That is why this new era of Christian Hip-Hop is so remarkable. I don’t feel the need to put quotations around any of the words. The content is rich, God Glorifying, Christ Honoring, Scripture-Saturated, Theologically Driven, and Gospel-Centered. There are not enough good things to say about the lyrics (more on that later). In addition to superior content from the past generation, the craft is superior as well. Pastor Jerome Gay, of Vision Church, says of the lyrics, “it is a beautiful display of redemptive lyricism.” The talent and musical ability of this new wave of Hip-Hop is a joy to observe. I wrote a piece several months ago where I examined trends in the Evangelical World that seem to display that God is at work and a possible movement is coming (in that article entitled “A Look at a Model GCR Church,” I say clearly that I am not a pneumatologist, if that even is a word, but these are mere observations).

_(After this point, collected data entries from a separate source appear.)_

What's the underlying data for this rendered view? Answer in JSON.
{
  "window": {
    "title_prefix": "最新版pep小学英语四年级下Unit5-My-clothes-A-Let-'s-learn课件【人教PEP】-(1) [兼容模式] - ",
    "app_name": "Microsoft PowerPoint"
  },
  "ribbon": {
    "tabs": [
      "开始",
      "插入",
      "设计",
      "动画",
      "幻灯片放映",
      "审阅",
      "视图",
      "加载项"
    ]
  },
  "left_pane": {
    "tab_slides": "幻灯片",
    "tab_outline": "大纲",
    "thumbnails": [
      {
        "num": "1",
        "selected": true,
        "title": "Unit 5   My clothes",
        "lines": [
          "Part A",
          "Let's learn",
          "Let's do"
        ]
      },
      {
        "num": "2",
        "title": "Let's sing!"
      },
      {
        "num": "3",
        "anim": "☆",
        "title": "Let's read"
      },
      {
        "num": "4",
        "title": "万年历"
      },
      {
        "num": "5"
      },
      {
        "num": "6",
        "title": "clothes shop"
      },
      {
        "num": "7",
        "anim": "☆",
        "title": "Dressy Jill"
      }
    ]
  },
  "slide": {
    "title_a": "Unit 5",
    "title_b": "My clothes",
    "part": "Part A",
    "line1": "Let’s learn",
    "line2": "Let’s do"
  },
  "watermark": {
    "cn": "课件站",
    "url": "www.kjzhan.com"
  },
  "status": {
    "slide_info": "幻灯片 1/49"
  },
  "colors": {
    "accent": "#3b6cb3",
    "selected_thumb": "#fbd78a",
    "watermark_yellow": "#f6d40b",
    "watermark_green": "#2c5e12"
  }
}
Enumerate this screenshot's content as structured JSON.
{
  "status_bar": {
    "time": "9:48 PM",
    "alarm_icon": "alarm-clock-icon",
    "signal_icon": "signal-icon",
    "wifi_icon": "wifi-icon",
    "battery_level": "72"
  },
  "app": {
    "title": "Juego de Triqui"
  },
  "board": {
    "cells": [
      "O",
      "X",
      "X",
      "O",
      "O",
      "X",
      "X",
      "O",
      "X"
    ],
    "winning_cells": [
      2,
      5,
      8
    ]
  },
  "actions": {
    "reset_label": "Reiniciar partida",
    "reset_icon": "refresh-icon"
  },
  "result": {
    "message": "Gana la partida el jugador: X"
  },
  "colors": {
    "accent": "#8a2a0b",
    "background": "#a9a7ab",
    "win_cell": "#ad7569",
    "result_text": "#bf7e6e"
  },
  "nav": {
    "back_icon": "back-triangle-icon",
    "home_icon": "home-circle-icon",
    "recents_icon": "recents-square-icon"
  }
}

I argue that there seems to be a movement that encompasses these major criteria: obsession for the glory of God in all things, gospel-centeredness, Local Church Primacy, and Missional living. This new generation of Hip-Hop artists in the Christian world seems to be right at the forefront of this movement. I am willing to bet that every major movement of God in history had musicians writing songs that were rich in teaching theology that accompanied the movement. I would not say it is only Hip-Hop that seems to be taking on these characteristics, but this is a major music stream that is pushing these types of conversations about Gospel-Centrality and the other characteristics mentioned above. So, if you are not familiar with these artists get familiar with them (I will look at some of them below with some samples of their work).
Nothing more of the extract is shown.